As for Object-Oriented, I don't really have a solid opinion on it, just like Procedural-Programming. What I don't like is Classes, Interfaces and Inheritance. Maybe that's because I don't know much about them yet and have still to continue learning them as that more than likely, is the case. But, I do happen to like Java and that is Object-Oriented. I have also picked up a tiny bit of interest in Ruby. That's also Object-Oriented. Python I know a bit about but it's not my cup of tea. That's also Object-Oriented. Again, it's things like Classes and Inheritance that I just don't happen to get which is why I don't have a solid opinion on Object-Oriented.

As of now, again, I've yet to further learn about Programming-Paradigms.
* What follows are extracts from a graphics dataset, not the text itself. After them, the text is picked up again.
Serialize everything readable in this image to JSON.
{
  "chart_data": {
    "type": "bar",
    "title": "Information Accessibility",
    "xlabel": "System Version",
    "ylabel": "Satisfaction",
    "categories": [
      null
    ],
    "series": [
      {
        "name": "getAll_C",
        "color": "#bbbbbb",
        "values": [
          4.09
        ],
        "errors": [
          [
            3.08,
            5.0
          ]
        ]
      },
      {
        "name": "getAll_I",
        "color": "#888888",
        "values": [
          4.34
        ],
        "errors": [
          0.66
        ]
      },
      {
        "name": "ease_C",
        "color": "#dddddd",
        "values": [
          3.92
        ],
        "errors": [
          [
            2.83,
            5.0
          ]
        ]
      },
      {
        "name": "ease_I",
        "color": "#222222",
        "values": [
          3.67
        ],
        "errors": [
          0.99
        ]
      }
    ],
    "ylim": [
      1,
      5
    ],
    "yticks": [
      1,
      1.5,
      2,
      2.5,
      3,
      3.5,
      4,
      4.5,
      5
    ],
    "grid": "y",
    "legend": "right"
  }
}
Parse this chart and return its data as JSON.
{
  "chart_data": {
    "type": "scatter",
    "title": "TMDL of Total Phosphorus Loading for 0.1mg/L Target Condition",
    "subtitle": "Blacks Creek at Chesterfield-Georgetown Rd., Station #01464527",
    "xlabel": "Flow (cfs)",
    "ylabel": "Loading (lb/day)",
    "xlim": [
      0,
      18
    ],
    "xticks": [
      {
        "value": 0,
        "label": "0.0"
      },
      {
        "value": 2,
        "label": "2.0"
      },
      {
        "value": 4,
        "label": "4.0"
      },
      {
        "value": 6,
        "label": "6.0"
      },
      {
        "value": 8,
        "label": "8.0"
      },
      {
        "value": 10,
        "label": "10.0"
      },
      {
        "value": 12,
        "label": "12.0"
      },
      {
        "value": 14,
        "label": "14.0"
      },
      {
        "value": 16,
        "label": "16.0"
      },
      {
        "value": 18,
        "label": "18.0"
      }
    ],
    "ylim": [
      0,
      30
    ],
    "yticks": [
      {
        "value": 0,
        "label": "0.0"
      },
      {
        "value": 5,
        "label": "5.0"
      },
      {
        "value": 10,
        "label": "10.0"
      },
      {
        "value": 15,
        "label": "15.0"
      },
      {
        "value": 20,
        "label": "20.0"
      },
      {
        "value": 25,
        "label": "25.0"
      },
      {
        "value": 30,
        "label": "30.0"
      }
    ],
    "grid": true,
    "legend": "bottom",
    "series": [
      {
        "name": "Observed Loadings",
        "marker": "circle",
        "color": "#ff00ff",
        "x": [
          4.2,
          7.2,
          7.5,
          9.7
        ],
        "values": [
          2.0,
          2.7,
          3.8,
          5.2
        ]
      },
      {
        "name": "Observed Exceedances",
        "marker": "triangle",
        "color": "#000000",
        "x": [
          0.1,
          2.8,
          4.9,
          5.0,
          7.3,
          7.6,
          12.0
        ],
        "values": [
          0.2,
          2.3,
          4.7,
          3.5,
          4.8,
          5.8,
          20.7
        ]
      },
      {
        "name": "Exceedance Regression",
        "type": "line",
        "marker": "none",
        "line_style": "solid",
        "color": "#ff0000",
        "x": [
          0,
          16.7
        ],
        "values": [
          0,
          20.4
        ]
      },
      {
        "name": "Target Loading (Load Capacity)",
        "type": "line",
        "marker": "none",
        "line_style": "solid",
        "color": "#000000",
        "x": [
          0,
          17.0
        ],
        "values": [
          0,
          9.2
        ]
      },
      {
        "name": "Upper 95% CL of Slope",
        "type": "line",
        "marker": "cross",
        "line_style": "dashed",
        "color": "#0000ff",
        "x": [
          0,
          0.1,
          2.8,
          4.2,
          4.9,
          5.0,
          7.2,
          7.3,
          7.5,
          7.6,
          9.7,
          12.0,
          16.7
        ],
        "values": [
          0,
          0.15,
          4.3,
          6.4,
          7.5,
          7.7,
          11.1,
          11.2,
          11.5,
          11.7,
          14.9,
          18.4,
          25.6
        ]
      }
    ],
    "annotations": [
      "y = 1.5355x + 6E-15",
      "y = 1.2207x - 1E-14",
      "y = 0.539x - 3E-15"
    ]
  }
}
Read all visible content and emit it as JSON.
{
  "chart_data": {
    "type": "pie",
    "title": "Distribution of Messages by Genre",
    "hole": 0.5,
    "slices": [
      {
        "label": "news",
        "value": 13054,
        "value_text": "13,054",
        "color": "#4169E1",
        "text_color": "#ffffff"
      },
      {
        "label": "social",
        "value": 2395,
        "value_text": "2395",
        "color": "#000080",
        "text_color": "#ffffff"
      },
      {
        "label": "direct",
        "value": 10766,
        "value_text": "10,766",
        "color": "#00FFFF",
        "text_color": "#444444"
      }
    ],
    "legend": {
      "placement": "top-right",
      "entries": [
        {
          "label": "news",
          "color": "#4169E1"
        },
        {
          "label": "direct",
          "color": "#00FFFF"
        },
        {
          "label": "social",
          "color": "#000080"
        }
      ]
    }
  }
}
Then once I learn a bit more about them, I learn about Classes and Inheritance and all of that, then maybe I'll have a preference for a Paradigm.
 
I prefer OOP ( Object Orientated Programming ) as i feel its more structured, coming from the old ways many years ago when PHP was more spaghetti code and the dreaded functions files linking structure was a daunting task.
With OOP design pattern now with frameworks or starting from scratch the code is more organized so its easy to find what and where needs editing.

I try always to group my code into an MVC structure too keeping the model classes, controllers, configurations and view files separate to keep it again organized so if having yourself and many other developers it wont be hard to jump straight back in and continue on.

OOP over old speggetti code, OOP and MVC wins now everytime for me.
 
Thanks for the question. I feel you can spend more time on the logic this way. It's good to start the other way though for training purposes.

I agree with this. I seem to get most of my training trying to code a Xenforo 2 add-on and it gives me much more logic that I'm able to work with. Seems to be the best option for me to start like that.